WHY COOK STEAK SOUS VIDE?

Sous vide steak, it turns out, is the gateway to using the sous vide cooking method.

  • Sous vide is precise, so your steak will reach exactly the doneness that you want, without you having to poke, prod, or cut into it to check.
  • The entire steak reaches the same level of doneness. When you cook a steak the traditional method, whether it’s with pan frying or grilling, you often end up with a range of doneness throughout the meat. With sous vide, this isn’t an issue. The entire steak is medium rare (or whatever doneness you prefer) from the edge, all the way to the center.
  • It’s a hands-off process. You don’t have to flip, turn, or even really watch the steak as it cooks. The machine does the work, and because it is timed, it lets you know when it’s ready.
  • Flexibility with serving. Because you are bringing the steak to exactly the temperature you want (and above the temperature where bacteria can grow), you have a fairly wide window of time to serve the food. Got distracted? Don’t worry; the steak will still be ready and just as good half an hour later!

How to Make Sous Vide Steak

Don’t be fooled by the fancy name: Sous vide is simpler than you think.
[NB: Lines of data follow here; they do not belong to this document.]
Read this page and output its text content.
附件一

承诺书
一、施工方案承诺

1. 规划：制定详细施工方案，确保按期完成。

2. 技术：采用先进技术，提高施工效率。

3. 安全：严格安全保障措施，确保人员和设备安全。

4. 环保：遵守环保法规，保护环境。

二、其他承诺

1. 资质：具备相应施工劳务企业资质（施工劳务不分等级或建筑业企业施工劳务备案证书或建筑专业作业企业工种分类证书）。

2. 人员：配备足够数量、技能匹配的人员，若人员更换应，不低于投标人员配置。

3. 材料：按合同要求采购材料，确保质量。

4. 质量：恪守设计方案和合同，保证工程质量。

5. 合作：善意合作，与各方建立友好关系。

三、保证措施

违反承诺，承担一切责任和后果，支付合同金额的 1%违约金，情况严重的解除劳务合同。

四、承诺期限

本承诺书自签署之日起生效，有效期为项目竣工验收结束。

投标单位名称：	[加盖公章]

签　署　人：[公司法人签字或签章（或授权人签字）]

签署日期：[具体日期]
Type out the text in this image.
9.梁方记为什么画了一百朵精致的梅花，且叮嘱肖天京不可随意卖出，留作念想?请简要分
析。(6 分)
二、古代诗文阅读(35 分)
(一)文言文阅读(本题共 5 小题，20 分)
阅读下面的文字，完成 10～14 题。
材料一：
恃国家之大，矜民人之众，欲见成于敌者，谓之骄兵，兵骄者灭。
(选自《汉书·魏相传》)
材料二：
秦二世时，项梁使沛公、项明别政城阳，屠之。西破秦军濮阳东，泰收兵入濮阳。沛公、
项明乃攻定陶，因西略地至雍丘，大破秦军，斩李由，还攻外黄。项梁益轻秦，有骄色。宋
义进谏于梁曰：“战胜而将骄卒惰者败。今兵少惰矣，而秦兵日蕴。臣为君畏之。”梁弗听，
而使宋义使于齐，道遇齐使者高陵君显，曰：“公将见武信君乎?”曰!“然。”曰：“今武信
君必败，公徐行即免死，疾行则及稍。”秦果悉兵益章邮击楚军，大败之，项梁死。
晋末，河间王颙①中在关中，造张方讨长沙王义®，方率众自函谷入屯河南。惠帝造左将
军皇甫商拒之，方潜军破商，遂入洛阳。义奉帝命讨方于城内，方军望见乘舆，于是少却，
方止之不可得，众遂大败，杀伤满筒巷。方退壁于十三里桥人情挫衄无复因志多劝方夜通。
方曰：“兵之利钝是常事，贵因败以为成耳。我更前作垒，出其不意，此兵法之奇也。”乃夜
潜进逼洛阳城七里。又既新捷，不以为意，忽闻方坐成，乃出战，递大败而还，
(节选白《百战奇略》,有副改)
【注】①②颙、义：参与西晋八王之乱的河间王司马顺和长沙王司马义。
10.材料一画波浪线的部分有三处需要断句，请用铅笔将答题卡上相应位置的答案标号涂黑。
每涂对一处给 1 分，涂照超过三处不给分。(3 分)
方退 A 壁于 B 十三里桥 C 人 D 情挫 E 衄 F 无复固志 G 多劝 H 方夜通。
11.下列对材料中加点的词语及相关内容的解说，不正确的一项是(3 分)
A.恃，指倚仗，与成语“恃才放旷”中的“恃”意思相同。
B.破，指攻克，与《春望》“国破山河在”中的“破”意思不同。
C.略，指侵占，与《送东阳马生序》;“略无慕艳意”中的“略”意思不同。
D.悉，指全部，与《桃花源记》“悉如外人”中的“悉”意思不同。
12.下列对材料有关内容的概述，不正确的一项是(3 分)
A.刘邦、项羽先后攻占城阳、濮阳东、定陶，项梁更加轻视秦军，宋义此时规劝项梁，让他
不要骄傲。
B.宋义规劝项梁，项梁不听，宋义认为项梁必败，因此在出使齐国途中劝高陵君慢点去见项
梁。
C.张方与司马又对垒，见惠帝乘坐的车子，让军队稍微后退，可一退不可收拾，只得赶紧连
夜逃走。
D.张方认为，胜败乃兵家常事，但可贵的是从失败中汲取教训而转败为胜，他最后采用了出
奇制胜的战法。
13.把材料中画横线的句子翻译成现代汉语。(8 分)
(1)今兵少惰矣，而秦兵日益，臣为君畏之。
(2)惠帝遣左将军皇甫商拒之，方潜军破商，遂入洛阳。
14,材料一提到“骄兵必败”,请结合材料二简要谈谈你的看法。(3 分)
Here are the basic steps:

  1. Season the steak (with salt and pepper or additional rub).
  2. Seal the steak in a resealable plastic bag. (Here’s how.)
  3. Submerge the steak in the warm water bath, which is heated to the exact temperature by the immersion circulator.
  4. Once cooked, remove from the bag and do a “reverse sear”—a quick sear of the steak in a pan or on a grill after it’s cooked, to give it a tasty crust.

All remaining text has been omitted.